If you think about the conditions that dijkstra's algorithm puts upon the edges for the algorithm to work it is only that they are never decreasing after initialisation.
Thus, it actually doesn't matter if the first step is negative as from those several points onwards the function is constantly increasing and thus the correct output will be found (provided there is no way to get back to the start square.).
I have a follow-up question on this:
Finding shortest path distances in a graph containing at most two negative edges
Ranveer's solution looks great, but it is not fast enough because I need O(|E| + |V|*log|V|) fast algorithm.
I guess Dukeling's solution works great.
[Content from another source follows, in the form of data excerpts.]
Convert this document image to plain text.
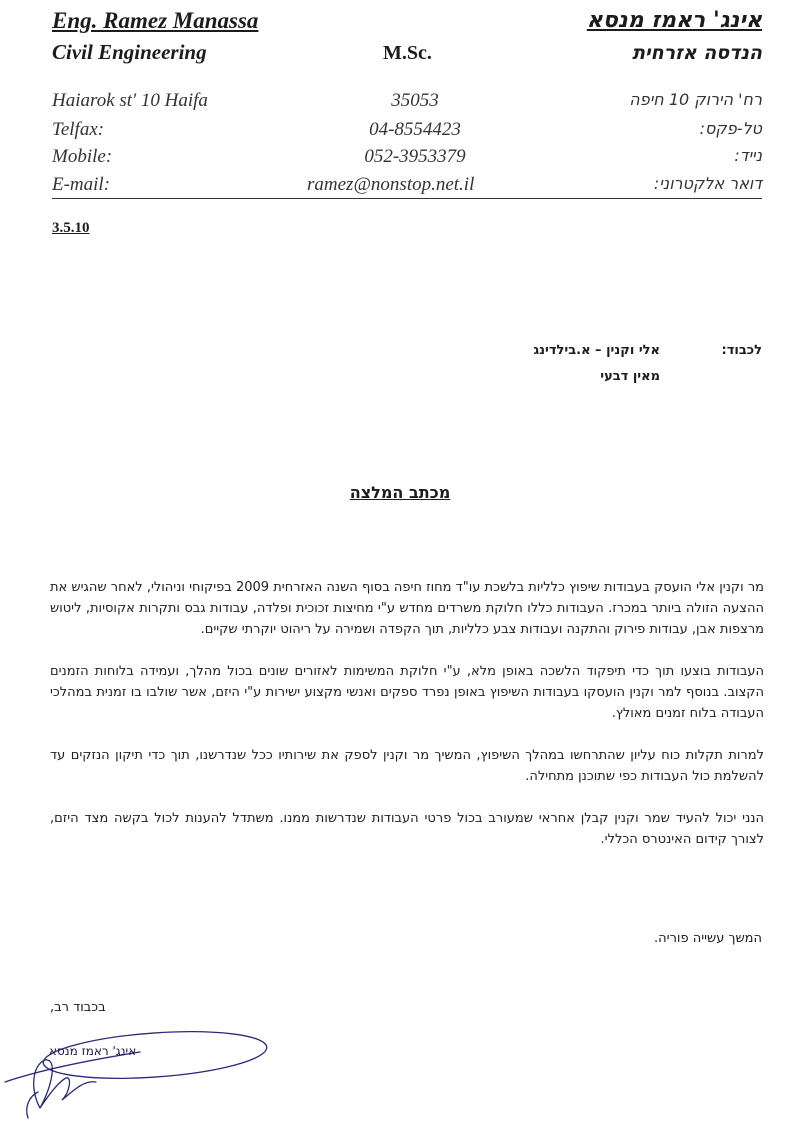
Eng. Ramez Manassa
Civil Engineering	M.Sc.
אינג' ראמז מנסא
הנדסה אזרחית
Haiarok st' 10 Haifa	35053	רח' הירוק 10 חיפה
Telfax:	04-8554423	טל-פקס:
Mobile:	052-3953379	נייד:
E-mail:	ramez@nonstop.net.il	דואר אלקטרוני:
3.5.10
לכבוד:
אלי וקנין – א.בילדינג
מאין דבעי
מכתב המלצה

מר וקנין אלי הועסק בעבודות שיפוץ כלליות בלשכת עו"ד מחוז חיפה בסוף השנה האזרחית 2009 בפיקוחי וניהולי, לאחר שהגיש את ההצעה הזולה ביותר במכרז. העבודות כללו חלוקת משרדים מחדש ע"י מחיצות זכוכית ופלדה, עבודות גבס ותקרות אקוסיות, ליטוש מרצפות אבן, עבודות פירוק והתקנה ועבודות צבע כלליות, תוך הקפדה ושמירה על ריהוט יוקרתי שקיים.

העבודות בוצעו תוך כדי תיפקוד הלשכה באופן מלא, ע"י חלוקת המשימות לאזורים שונים בכול מהלך, ועמידה בלוחות הזמנים הקצוב. בנוסף למר וקנין הועסקו בעבודות השיפוץ באופן נפרד ספקים ואנשי מקצוע ישירות ע"י היזם, אשר שולבו בו זמנית במהלכי העבודה בלוח זמנים מאולץ.

למרות תקלות כוח עליון שהתרחשו במהלך השיפוץ, המשיך מר וקנין לספק את שירותיו ככל שנדרשנו, תוך כדי תיקון הנזקים עד להשלמת כול העבודות כפי שתוכנן מתחילה.

הנני יכול להעיד שמר וקנין קבלן אחראי שמעורב בכול פרטי העבודות שנדרשות ממנו. משתדל להענות לכול בקשה מצד היזם, לצורך קידום האינטרס הכללי.

המשך עשייה פוריה.
בכבוד רב,
אינג' ראמז מנסא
It makes sense and it operates in the same running time of Dijkstra's algorithm.
However, my goal is to find shortest path distances from a given node s to ALL the nodes in V.
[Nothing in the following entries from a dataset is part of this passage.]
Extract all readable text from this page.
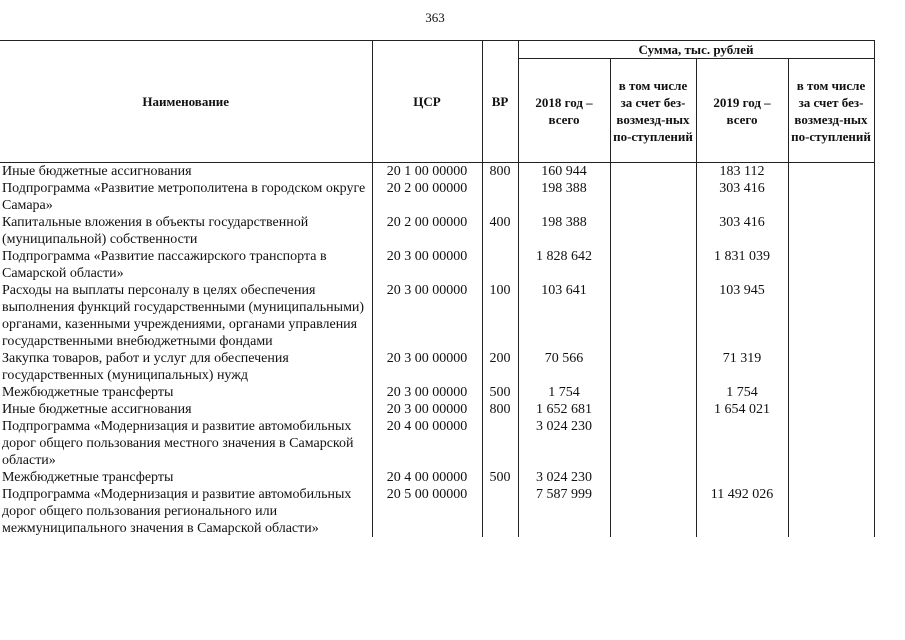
363
Наименование	ЦСР	ВР	Сумма, тыс. рублей			
			2018 год – всего	в том числе за счет без-возмезд-ных по-ступлений	2019 год – всего	в том числе за счет без-возмезд-ных по-ступлений
Иные бюджетные ассигнования	20 1 00 00000	800	160 944		183 112	
Подпрограмма «Развитие метрополитена в городском округе Самара»	20 2 00 00000		198 388		303 416	
Капитальные вложения в объекты государственной (муниципальной) собственности	20 2 00 00000	400	198 388		303 416	
Подпрограмма «Развитие пассажирского транспорта в Самарской области»	20 3 00 00000		1 828 642		1 831 039	
Расходы на выплаты персоналу в целях обеспечения выполнения функций государственными (муниципальными) органами, казенными учреждениями, органами управления государственными внебюджетными фондами	20 3 00 00000	100	103 641		103 945	
Закупка товаров, работ и услуг для обеспечения государственных (муниципальных) нужд	20 3 00 00000	200	70 566		71 319	
Межбюджетные трансферты	20 3 00 00000	500	1 754		1 754	
Иные бюджетные ассигнования	20 3 00 00000	800	1 652 681		1 654 021	
Подпрограмма «Модернизация и развитие автомобильных дорог общего пользования местного значения в Самарской области»	20 4 00 00000		3 024 230			
Межбюджетные трансферты	20 4 00 00000	500	3 024 230			
Подпрограмма «Модернизация и развитие автомобильных дорог общего пользования регионального или межмуниципального значения в Самарской области»	20 5 00 00000		7 587 999		11 492 026	
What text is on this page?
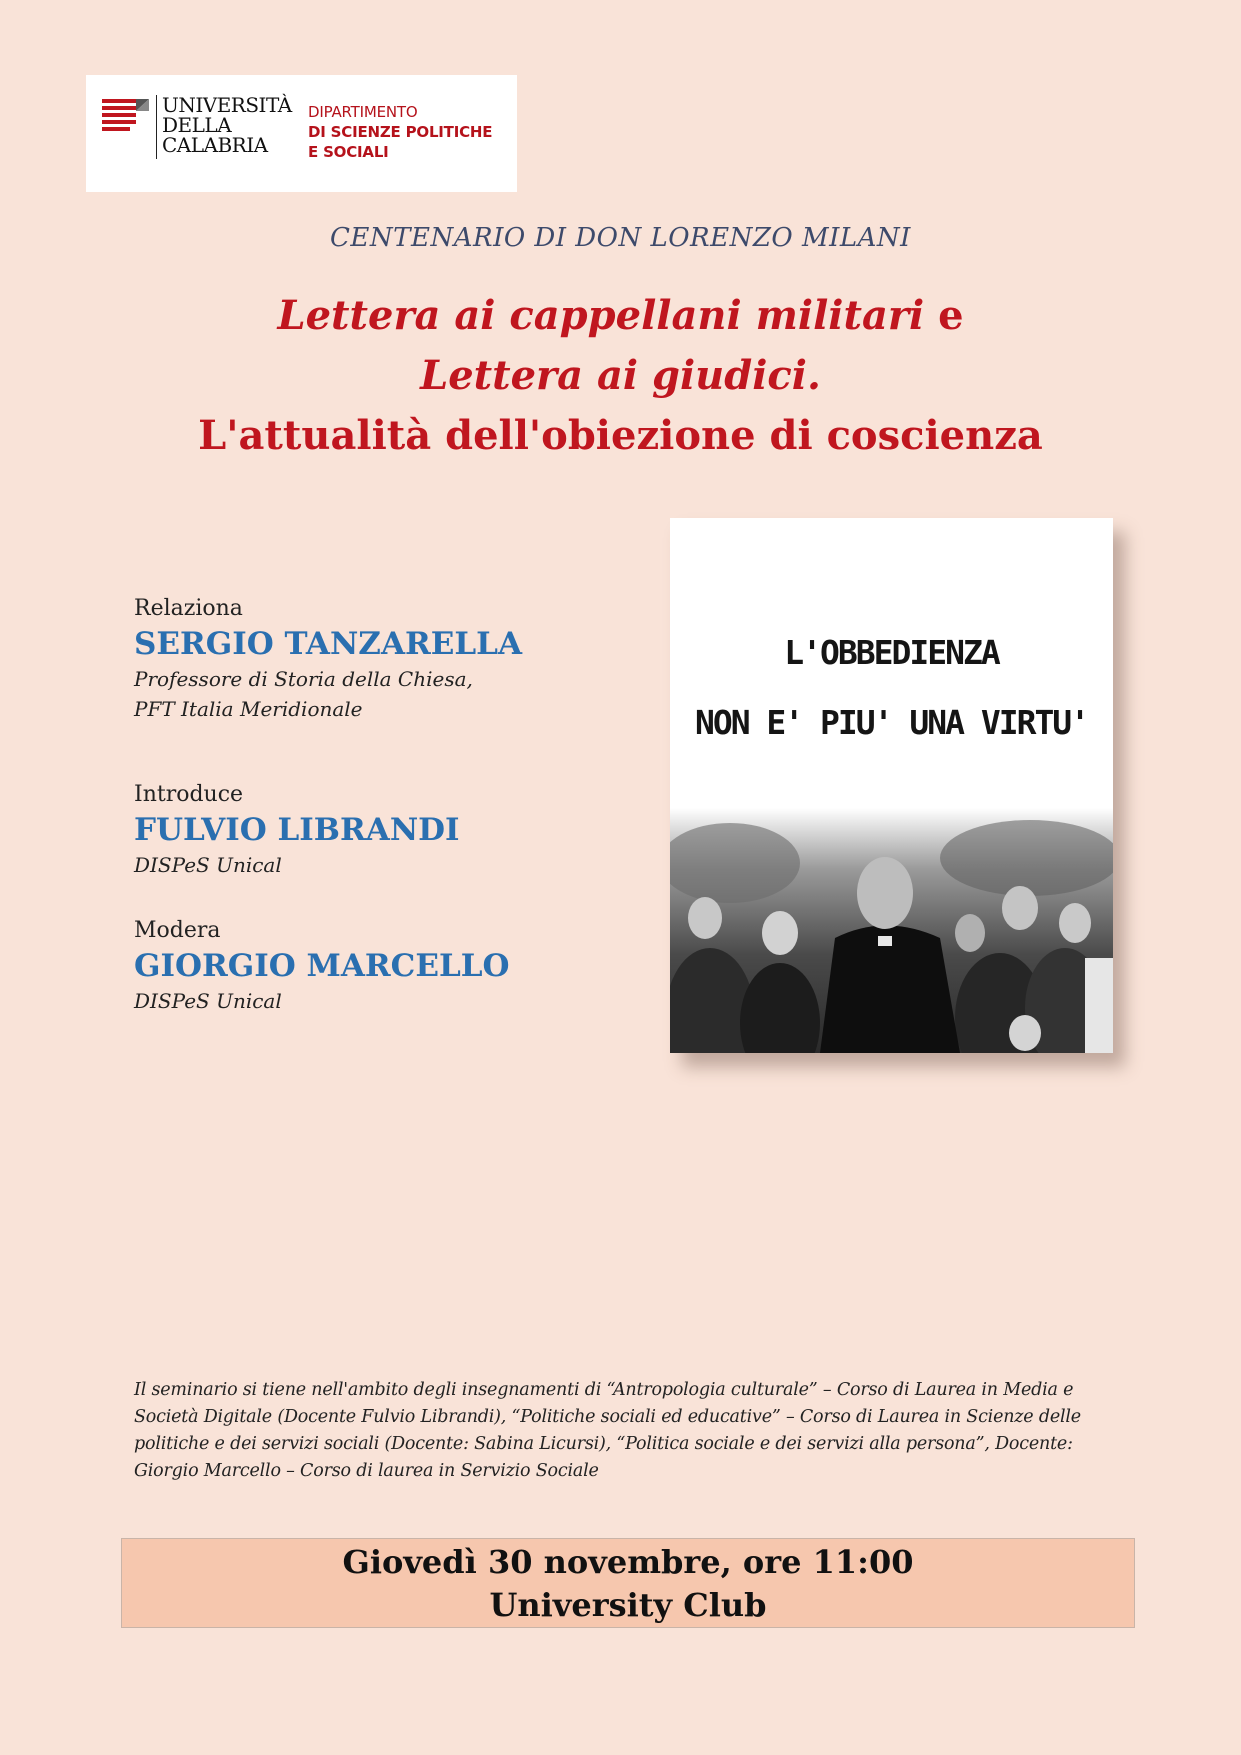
UNIVERSITÀ
DELLA
CALABRIA
DIPARTIMENTO
DI SCIENZE POLITICHE
E SOCIALI
CENTENARIO DI DON LORENZO MILANI
Lettera ai cappellani militari e
Lettera ai giudici.
L'attualità dell'obiezione di coscienza
Relaziona
SERGIO TANZARELLA
Professore di Storia della Chiesa,
PFT Italia Meridionale
Introduce
FULVIO LIBRANDI
DISPeS Unical
Modera
GIORGIO MARCELLO
DISPeS Unical
L'OBBEDIENZA
NON E' PIU' UNA VIRTU'
Il seminario si tiene nell'ambito degli insegnamenti di “Antropologia culturale” – Corso di Laurea in Media e Società Digitale (Docente Fulvio Librandi), “Politiche sociali ed educative” – Corso di Laurea in Scienze delle politiche e dei servizi sociali (Docente: Sabina Licursi), “Politica sociale e dei servizi alla persona”, Docente: Giorgio Marcello – Corso di laurea in Servizio Sociale
Giovedì 30 novembre, ore 11:00
University Club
If I apply Dukeling's algorithm by setting all the nodes in V as end vertex e, I will need to run it |V| - 1 times. Then, the running time will be O(|V||E| + |V^2|*log|V|).
Any help would be appreciated!
Dijkstra's algorithm, in its original form, finds all the shortest paths from a source node to all other nodes in the graph.
You have (at least) two options for your problem:
Use Bellman - Ford. It's not as slow as its big-oh would suggest, at least not necessarily. Make sure you implement it like you would a BF search: using a FIFO queue. This means you will insert a node into the queue every time the distance to it is updated, and only if it isn't already in the queue. Other optimizations are also possible, but this should already give you a fast algorithm in practice;
Use Dijkstra's, but modified similarly to Bellman - Ford: the default Dijkstra's never inserts a node twice into the priority queue. Make sure you reinsert nodes if you have updated the distance to them. This will deal with negative cost edges. It essentially makes the algorithm closer to the Bellman - Ford described above, but using a priority queue instead of a FIFO queue. This will also get you closer to your desired complexity.